Revision3 is an Internet television station with a a wide offering of shows including, The Totally Rad Show, Diggnation, Film Riot, Tekzilla and COOP, with content ranging from the top stories on Digg to video games to film making. Revision3 shows all share a common bond, they are all very creative and all extremely well made. COOP recently started airing their show live every Tuesday night at 7 pm EST, this is a departure from the streaming video podcast format on the rest of the “channel”. This kind of live programing added with the watch anytime sentimentality of Revision3 are a perfect marriage of Internet and Television. Viewers are offered  a chance to watch the show live and interact with the hosts while still giving viewers the option to watch at their leisure.

Hulu.com streams full-length television episodes and feature films, and is a partnership of NBC, Fox, ABC and others, it was announced in early March 2010 that due to rising rights fees Hulu would no longer carry  Comedy Central’s hit shows The Daily Show and The Colbert Report. It is issues like this that will keep streaming video sites that offer full-length content from being truly free. Nearly all videos have ads, this is currently how Hulu generates revenue, but rumors are constantly floating about switching to a fee based revenue model. The only way they can offer fees is if videos are show uninterrupted and commercial free, and of course if they have the entire run of a series to date. It is unfair and will drive visitors away if they are expected to pay for only the past 5 episodes and still have to watch ads during each video. What makes Hulu win out over other video streaming sites like The WB or any of the Networks on websites is the user interface, it’s easy to navigate and find the exact content you are looking for, if it s not on Hulu they even offer links to where you can find it on the web. This is because Hulu is so confident in their product they know viewers will be back to Hulu and streaming the videos they do have (which is a considerable library).
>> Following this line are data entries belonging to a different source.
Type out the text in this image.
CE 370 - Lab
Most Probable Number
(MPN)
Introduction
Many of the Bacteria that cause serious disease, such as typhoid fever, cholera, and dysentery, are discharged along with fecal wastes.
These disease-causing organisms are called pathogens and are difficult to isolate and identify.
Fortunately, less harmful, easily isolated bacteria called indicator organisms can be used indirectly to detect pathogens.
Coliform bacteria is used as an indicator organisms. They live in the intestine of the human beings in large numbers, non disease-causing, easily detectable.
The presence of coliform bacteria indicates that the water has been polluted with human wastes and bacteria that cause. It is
Network television seems to be making more and more mistakes whether it is continuing to show Heroes or not making V a 13 episode mini-series (which it probably will because it’s not very good and there will be no ending). The more television clings to the past and they why they have done Tv for the past few years the more ratings will drop and viewers will go elsewhere to content and entertainment. Elsewhere is of course sites like YouTube and Funny or Die, who hasn’t
lost an entire evening surfing one of those to site watching videos and suggested videos and replies to suggested videos? The point is networks need to understand the Internet is a real rival and is here to stay and one way or the other viewers will get the content for free. Whether they get it legally or illegally that’s not for me to decide or condemn, but the fact of the matter is good content wants to be seen and the more networks expose their shows to the Internet the larger fan base these show will enjoy. If I am free to watch shows on my computer, TV or mobile device without incurring more and more charges. Shows with modest viewership can find a home on the web.
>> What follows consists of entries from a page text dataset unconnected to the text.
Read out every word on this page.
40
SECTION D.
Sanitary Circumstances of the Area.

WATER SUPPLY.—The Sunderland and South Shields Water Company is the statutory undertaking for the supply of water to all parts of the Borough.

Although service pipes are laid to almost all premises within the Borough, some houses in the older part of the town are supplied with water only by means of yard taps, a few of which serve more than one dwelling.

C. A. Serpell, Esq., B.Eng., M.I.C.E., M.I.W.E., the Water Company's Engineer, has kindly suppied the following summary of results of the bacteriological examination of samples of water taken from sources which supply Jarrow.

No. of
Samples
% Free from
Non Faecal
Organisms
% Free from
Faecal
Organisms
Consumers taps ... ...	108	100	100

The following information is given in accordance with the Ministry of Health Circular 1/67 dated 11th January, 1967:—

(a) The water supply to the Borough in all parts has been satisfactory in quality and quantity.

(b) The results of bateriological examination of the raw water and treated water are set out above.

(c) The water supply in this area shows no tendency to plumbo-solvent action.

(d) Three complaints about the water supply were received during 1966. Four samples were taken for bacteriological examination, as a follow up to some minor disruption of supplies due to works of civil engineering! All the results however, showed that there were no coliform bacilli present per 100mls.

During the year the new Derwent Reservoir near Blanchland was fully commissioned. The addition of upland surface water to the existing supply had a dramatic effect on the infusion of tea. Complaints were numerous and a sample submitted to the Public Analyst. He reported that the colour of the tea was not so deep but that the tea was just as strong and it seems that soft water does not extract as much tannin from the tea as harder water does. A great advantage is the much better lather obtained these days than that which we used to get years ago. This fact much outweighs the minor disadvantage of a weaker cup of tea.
Revision3 sent and open letter to Conan O’brien offering him the moon to bring his brand of humor to the web. Now Conan will most likely end up on Fox or another channel like that, but I feel like Coco on the Web (you can use that Conan) would be an amazing undertaking. He would be free of network censors and watch dog groups. With the advent of social media the world is more connected than ever and is on a 24 hour cycle, and no one wants to be constrained to a television schedule or someone else’s timetable. They want what they want when and where they chose.

So network studios free your content, now I’m not saying make it free… I’m saying remove the leash of the Time Warners, DirecTVs, Fios of the world and put the content where it belongs in the hands of the viewers, fans and causal observers. If content is good and worth paying for people will pay, if it is available to watch on their own timetable, they will watch. Take a look at YouTube and Revision3 and understand it is OK to open your content up to as many people as want to see it, trust me you will be surprised by the amount of hits or views or however you want to track this information. Television used to be all about innovation, excitement and coming together, now all it seems to do is frustrate, disappoint and divide. The Internet is here to stay, the more it is embraced the better off everyone will be.